A ingratidão, manifestada na traição por trinta moedas de prata, pode ter sido sua tentativa desesperada de recuperar algum controle, algo similar ao que discuti aqui.
O que torna essa história ainda mais extraordinária não é apenas a traição em si, mas a resposta de Jesus a ela. Mesmo sabendo que seria traído, continuou oferecendo. Mesmo ciente da ingratidão futura, não retirou seu favor. Pelo contrário, no momento mais crítico, ofereceu ainda mais: seu corpo e seu sangue simbolizados no pão e no vinho, seu perdão até mesmo para aqueles que o crucificavam.

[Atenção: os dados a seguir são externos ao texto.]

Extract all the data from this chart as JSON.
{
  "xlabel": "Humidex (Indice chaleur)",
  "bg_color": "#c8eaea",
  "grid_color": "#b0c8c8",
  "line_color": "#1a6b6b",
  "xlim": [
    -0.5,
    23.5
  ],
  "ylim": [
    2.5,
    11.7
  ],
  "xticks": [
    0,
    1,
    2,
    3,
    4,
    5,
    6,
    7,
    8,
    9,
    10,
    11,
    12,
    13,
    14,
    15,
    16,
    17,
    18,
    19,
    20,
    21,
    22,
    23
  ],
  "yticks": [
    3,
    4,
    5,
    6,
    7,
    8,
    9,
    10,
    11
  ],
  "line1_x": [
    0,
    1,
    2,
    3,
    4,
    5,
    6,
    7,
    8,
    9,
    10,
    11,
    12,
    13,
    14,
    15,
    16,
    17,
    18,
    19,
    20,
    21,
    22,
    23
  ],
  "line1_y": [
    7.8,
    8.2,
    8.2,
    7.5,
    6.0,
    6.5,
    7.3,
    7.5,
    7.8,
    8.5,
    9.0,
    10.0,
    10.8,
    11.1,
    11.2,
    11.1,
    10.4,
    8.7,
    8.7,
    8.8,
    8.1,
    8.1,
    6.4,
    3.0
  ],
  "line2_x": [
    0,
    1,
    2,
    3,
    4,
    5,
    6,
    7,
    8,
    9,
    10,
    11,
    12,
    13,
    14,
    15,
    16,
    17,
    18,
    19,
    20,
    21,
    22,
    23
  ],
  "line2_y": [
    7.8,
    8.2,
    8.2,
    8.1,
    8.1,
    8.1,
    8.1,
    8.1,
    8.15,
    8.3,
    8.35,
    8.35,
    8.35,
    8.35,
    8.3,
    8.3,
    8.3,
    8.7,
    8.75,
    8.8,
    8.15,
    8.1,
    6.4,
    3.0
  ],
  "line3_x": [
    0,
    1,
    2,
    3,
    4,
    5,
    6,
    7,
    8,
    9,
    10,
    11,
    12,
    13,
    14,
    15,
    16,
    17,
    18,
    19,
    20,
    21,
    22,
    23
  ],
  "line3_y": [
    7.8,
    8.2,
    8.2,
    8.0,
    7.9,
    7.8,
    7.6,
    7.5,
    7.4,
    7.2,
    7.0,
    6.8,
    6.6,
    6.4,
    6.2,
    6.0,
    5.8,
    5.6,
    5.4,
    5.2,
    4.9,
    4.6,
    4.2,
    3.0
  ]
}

Nisso está a lição mais profunda sobre dar e receber. Às vezes, a ingratidão que enfrentamos é proporcional à grandeza do que oferecemos – não porque o outro seja intrinsecamente mal ou ingrato, mas porque receber algo tão grande pode despertar medo, insegurança, ou uma dolorosa consciência da própria incapacidade de retribuir à altura.
Eu acredito que devemos fugir da armadilha de evitar oferecer por medo da ingratidão, ou esperar sempre reciprocidade perfeita. Estou sempre buscando trabalhar em mim a compreensão dessa dinâmica humana tão complexa.
Como constatei em minhas experiências – seja ensinando jovens relutantes, lidando com vizinhos, ou me vendo forçado a aceitar ajuda quando nada tinha a oferecer em troca – existe uma delicada arte no dar e no receber. Uma arte que, em seus momentos mais sublimes, se aproxima do amor incondicional que celebramos nesta Páscoa.
Dumas estava certo sobre a ingratidão que frequentemente segue grandes favores. Mas sua frase captura apenas um lado dessa complexa equação. O outro lado é que, mesmo diante dessa ingratidão, continuar oferecendo – como fez meu colega com os adolescentes, como fizeram aqueles que me ajudaram quando nada tinha a dar, como fez Jesus com todos nós – é talvez o ato mais profundamente humano e divino que podemos realizar.
Doar é uma arte. Receber é confiar. E entre os dois, existe uma ponte que se constrói com coragem, respeito, escuta e tempo – uma ponte que, nos seus melhores momentos, transcende a matemática das trocas exatas e nos conecta ao mistério maior do amor incondicional.